El organismo advierte que el mundo enfrenta «la mayor interrupción de suministro en la historia del mercado petrolero». Por eso, propone actuar sin demora y con medidas claras.
Reducir la demanda: la clave inmediata
En primer lugar, bajar el consumo energético ofrece resultados más rápidos que esperar una recuperación del suministro. Esta idea cobra fuerza mientras el conflicto en Oriente Medio sigue tensionando los mercados.

El petróleo ha subido más de un 40% desde finales de febrero. Además, los precios alcanzan niveles que no se veían desde 2022. Esta subida impacta directamente en el coste de vida.
Por tanto, reducir la demanda no solo ayuda a estabilizar precios, sino que también protege a los consumidores. La agencia insiste en que «abordar la demanda es una herramienta crítica e inmediata».

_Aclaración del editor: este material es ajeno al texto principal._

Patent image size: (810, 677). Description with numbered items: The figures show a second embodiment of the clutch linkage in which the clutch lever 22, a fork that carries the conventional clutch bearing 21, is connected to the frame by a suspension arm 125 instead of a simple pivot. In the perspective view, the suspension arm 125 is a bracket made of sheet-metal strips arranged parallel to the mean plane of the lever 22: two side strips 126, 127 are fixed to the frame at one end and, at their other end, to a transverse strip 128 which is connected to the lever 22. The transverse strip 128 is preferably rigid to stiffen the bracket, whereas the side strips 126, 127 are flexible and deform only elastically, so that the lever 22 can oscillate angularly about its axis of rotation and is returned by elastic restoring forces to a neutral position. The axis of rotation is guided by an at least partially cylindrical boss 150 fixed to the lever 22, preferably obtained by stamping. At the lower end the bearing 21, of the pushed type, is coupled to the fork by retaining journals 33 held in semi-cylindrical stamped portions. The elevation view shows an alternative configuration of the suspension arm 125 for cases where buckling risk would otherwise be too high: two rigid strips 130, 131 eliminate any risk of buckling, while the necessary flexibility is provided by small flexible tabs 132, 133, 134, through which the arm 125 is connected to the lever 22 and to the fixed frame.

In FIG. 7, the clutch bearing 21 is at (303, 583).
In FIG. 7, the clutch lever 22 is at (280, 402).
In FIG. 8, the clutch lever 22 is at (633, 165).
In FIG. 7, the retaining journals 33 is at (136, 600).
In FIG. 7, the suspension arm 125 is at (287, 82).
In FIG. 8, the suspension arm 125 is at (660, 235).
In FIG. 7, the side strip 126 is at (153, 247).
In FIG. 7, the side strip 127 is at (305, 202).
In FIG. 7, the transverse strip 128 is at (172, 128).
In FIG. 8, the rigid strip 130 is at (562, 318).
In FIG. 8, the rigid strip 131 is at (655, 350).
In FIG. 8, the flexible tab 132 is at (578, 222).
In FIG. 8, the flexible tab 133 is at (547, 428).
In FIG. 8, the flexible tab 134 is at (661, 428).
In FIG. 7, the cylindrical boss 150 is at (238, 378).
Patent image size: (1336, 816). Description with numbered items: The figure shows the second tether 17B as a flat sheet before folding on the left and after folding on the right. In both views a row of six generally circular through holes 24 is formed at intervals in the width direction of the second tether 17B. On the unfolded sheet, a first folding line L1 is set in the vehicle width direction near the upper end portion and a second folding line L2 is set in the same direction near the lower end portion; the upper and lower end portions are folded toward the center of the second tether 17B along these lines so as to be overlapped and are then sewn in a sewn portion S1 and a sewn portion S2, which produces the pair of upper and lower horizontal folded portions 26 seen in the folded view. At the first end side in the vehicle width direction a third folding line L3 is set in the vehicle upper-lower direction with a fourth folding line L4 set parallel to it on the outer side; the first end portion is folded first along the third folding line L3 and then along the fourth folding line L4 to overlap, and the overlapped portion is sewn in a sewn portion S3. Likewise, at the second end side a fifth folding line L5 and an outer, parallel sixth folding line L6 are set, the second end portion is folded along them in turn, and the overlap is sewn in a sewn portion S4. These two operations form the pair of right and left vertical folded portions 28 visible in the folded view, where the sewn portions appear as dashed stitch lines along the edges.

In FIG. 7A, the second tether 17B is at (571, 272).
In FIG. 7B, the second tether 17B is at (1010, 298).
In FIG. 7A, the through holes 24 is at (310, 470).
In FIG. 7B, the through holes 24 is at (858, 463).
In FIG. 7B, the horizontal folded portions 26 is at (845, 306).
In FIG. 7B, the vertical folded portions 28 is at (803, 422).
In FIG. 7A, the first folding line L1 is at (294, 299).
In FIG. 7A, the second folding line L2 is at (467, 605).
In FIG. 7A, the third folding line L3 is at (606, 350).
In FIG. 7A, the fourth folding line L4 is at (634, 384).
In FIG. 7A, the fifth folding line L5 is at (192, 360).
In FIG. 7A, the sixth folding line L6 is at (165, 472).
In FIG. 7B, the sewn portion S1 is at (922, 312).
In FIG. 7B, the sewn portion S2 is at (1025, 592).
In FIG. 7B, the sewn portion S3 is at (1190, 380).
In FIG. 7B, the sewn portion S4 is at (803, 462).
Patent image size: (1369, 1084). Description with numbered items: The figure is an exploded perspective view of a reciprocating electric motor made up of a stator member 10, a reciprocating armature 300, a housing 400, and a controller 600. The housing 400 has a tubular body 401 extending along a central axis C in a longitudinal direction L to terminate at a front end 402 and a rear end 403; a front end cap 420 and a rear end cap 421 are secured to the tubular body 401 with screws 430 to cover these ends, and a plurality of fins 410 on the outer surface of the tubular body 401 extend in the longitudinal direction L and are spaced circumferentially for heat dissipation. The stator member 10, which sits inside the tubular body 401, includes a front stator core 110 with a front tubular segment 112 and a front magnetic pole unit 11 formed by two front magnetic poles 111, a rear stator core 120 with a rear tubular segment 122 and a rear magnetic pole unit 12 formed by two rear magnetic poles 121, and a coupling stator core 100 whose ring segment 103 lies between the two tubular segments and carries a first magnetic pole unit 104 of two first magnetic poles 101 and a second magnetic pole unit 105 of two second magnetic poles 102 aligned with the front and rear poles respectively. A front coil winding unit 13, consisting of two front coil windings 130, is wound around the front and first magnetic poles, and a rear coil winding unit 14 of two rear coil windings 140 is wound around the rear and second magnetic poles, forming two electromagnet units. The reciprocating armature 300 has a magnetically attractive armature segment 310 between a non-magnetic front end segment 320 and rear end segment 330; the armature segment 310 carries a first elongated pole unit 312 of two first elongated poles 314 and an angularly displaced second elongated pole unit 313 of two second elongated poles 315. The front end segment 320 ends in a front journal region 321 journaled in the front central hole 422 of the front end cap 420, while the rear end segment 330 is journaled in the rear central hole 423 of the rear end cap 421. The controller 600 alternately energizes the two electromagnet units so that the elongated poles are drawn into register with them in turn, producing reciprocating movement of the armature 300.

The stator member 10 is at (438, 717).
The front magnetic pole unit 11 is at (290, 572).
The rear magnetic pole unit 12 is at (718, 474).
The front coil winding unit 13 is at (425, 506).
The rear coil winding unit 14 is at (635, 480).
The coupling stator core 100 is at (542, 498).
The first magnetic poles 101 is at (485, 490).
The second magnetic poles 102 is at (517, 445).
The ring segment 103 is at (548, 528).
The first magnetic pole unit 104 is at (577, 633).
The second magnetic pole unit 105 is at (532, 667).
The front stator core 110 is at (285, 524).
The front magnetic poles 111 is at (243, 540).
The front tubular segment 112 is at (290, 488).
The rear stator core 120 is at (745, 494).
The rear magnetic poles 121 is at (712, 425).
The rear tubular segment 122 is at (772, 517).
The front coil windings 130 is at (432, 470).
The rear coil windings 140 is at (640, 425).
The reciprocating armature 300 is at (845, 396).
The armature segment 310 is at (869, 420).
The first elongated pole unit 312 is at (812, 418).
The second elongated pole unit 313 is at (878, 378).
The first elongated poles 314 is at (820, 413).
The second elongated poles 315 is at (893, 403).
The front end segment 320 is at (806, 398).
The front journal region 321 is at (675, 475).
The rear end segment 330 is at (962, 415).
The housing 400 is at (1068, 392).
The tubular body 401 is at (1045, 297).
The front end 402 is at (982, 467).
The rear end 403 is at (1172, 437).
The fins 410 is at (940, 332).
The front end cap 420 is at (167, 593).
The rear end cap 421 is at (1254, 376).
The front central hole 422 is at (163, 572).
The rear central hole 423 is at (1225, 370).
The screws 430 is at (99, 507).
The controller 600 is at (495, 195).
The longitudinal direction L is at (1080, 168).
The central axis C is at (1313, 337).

Cambios cotidianos que marcan la diferencia
Ahora bien, las soluciones no requieren grandes sacrificios individuales. De hecho, pequeños cambios pueden generar un impacto significativo si se aplican de forma masiva.
Trabajar desde casa, siempre que sea posible, reduce el consumo de combustible en desplazamientos diarios. Además, disminuye la congestión en las ciudades.
Por otro lado, conducir a menor velocidad también ayuda a ahorrar combustible. Aunque parezca un detalle menor, esta medida reduce el consumo de forma constante.
Asimismo, compartir coche o usar transporte público permite recortar el uso de vehículos privados. Este cambio resulta clave, ya que el transporte por carretera representa cerca del 45% de la demanda global de petróleo.
También conviene limitar los vuelos no esenciales. El transporte aéreo consume grandes cantidades de combustible, por lo que reducirlo alivia la presión sobre el mercado.
Cambios en el hogar: energía más eficiente
En el ámbito doméstico, las decisiones también cuentan. La agencia sugiere sustituir cocinas de gas por opciones eléctricas siempre que sea posible.
Este cambio reduce la dependencia del gas licuado del petróleo. Además, permite destinar ese recurso a usos esenciales.
Al mismo tiempo, adoptar soluciones de cocina más limpias ayuda a mantener los precios bajo control. Por tanto, cada hogar puede contribuir a aliviar la situación general.
El impacto del estrecho de Ormuz
Uno de los factores clave de esta crisis radica en el cierre efectivo del estrecho de Ormuz. Este paso marítimo conecta el Golfo Pérsico con el Golfo de Omán.
Por esta ruta circula cerca de una quinta parte del petróleo mundial. Por eso, cualquier interrupción genera efectos inmediatos en los precios.
Como consecuencia, no solo sube el crudo. También aumentan los costes del diésel y del combustible para aviones, lo que encarece transporte y productos básicos.
Reservas estratégicas y medidas fiscales
Ante este escenario, varios países ya han activado sus reservas estratégicas. Se espera la liberación de cientos de millones de barriles para estabilizar el mercado.
De hecho, la Agencia Internacional de la Energía ha aprobado liberar 400 millones de barriles. Esta decisión representa la mayor acción coordinada de su historia.
Sin embargo, estas medidas no bastan por sí solas. Por eso, los gobiernos también recurren a políticas fiscales.
España, por ejemplo, planea reducir el IVA del combustible del 21% al 10%. Además, eliminará un impuesto del 5% sobre la electricidad.
Italia ya ha recortado impuestos sobre combustibles. Mientras tanto, Alemania estudia nuevas fórmulas para proteger a los consumidores.
Un esfuerzo colectivo para estabilizar el mercado
En definitiva, la solución pasa por combinar acciones individuales y decisiones políticas. No existe una única medida capaz de resolver la crisis.
Sin embargo, reducir el consumo energético puede ofrecer alivio inmediato. Además, permite ganar tiempo mientras se estabiliza el suministro.
Por ello, cada acción cuenta. Desde trabajar en casa hasta usar menos el coche, todas las decisiones suman en un momento clave para la economía global.